Publication year - 2010
Publication title -
european journal of clinical investigation
Language(s) - English
Resource type - Journals
SCImago Journal Rank - 1.164
H-Index - 107
eISSN - 1365-2362
pISSN - 0014-2972
DOI - 10.1111/j.1365-2362.2009.02253.x
Subject(s) - medicine , conventional pci , myocardial infarction , cardiology , percutaneous coronary intervention , clinical endpoint , hazard ratio , retrospective cohort study , cumulative incidence , randomized controlled trial , confidence interval , cohort
Eur J Clin Invest 2010; 40 (3): 233–241 Abstract Background Current data appear in favour of thrombectomy for ST‐elevation myocardial infarction (STEMI). However, information on long‐term outcome after thrombectomy is limited. We performed a retrospective long‐term study to assess the risk of cardiac re‐hospitalizations and survival after discharge from the index hospitalization for STEMI. Methods Patients originally randomized to percutaneous coronary intervention (PCI) with thrombectomy vs. standard PCI were included in a retrospective long‐term observational study.
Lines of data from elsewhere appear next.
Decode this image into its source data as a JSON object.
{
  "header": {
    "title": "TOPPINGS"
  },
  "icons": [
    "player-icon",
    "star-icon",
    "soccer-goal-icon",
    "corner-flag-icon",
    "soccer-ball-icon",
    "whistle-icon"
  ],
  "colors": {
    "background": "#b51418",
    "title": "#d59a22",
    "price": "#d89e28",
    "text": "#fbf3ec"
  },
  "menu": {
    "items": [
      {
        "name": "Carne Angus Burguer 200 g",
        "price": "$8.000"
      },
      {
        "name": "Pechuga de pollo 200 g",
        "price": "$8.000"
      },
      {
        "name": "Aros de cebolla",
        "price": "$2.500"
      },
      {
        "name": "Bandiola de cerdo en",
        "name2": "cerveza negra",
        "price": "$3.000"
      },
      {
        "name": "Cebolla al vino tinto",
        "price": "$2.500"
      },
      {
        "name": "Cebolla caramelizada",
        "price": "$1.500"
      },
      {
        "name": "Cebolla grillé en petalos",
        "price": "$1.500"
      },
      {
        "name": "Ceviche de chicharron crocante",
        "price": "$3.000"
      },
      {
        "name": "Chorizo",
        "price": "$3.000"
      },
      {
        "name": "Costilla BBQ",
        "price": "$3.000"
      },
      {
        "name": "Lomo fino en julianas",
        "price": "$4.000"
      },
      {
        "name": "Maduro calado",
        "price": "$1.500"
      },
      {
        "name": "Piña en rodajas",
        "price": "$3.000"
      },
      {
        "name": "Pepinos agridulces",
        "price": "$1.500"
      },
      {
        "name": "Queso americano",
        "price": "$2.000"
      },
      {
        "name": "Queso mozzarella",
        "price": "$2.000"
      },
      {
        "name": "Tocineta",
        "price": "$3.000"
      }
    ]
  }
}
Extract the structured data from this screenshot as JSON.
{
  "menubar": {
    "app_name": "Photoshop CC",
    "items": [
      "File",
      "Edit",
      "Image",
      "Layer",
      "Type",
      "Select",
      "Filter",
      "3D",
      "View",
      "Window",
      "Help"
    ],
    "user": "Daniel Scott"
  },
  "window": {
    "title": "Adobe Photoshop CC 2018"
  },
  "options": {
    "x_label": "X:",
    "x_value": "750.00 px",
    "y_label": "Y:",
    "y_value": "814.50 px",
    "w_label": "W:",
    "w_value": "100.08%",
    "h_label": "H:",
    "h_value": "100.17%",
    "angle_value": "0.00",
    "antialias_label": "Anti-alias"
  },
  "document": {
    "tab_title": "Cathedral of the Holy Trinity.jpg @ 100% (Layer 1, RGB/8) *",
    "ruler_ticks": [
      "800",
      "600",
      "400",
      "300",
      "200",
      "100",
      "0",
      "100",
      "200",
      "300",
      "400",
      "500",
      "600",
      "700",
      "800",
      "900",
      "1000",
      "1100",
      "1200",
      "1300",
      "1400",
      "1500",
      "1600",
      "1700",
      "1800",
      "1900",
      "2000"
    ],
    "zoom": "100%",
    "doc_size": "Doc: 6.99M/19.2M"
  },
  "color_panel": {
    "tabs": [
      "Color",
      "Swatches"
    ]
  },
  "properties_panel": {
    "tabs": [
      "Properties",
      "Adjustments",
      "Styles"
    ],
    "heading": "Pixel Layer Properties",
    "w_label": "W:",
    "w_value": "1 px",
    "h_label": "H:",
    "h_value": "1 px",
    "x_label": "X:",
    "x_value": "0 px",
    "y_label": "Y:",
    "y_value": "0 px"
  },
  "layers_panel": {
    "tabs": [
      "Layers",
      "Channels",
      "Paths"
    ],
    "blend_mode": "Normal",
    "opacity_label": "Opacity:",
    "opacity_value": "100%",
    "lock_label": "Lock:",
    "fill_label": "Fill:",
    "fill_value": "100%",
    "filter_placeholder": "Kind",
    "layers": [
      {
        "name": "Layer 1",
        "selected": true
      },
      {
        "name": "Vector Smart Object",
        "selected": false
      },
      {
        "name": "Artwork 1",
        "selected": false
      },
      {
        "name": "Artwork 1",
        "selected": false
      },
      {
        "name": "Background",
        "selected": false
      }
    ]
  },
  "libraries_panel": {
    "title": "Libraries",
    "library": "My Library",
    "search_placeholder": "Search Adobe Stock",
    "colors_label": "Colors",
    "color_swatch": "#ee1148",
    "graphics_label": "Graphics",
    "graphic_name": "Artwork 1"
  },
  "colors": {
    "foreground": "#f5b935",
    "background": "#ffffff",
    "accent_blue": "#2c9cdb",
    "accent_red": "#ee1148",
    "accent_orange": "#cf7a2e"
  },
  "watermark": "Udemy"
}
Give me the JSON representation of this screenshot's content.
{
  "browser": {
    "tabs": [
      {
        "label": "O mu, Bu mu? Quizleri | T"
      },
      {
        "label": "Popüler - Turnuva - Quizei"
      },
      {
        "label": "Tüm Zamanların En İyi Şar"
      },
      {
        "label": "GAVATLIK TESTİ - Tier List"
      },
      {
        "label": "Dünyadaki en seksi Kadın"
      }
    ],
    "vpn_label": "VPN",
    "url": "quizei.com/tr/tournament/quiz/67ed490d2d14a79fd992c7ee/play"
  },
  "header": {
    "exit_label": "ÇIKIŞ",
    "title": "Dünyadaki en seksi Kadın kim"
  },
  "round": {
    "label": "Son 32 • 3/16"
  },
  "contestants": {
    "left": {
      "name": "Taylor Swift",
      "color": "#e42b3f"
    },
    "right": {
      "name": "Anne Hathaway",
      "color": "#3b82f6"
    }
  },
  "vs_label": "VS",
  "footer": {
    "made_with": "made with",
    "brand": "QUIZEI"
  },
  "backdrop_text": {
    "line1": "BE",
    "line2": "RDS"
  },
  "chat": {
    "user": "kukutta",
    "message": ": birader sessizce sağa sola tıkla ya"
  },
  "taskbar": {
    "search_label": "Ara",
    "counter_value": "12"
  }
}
The primary study endpoint was the combined risk for all‐cause death or cardiac re‐hospitalization after index discharge under optimal medical therapy. The cumulative number of cardiac hospitalization days and ventricular remodelling assessed by echocardiography and plasma biomarkers were secondary endpoints. Results Of 94 STEMI patients who had been randomized between 11/2000 and 03/2003, 89 patients consented to long‐term follow‐up. A total of 43 patients had been allocated to thrombectomy and 46 to standard primary PCI. The minimum follow‐up time was 1115 days. There was a significantly lower risk for death or cardiac re‐hospitalization for patients of the thrombectomy group (hazard ratio = 0·69, 95% CI: 0·49–0·98, P = 0·036). The incidence of recurrent myocardial infarction was not different ( P = 0·343). No differences in cardiac remodelling were detected by echocardiography, with the exception that heart‐type fatty acid binding protein at 53·2 ± 17 months was lower in the thrombectomy group ( P = 0·045). Conclusion Thrombectomy in STEMI may decrease the long‐term risk for death or cardiac re‐hospitalization.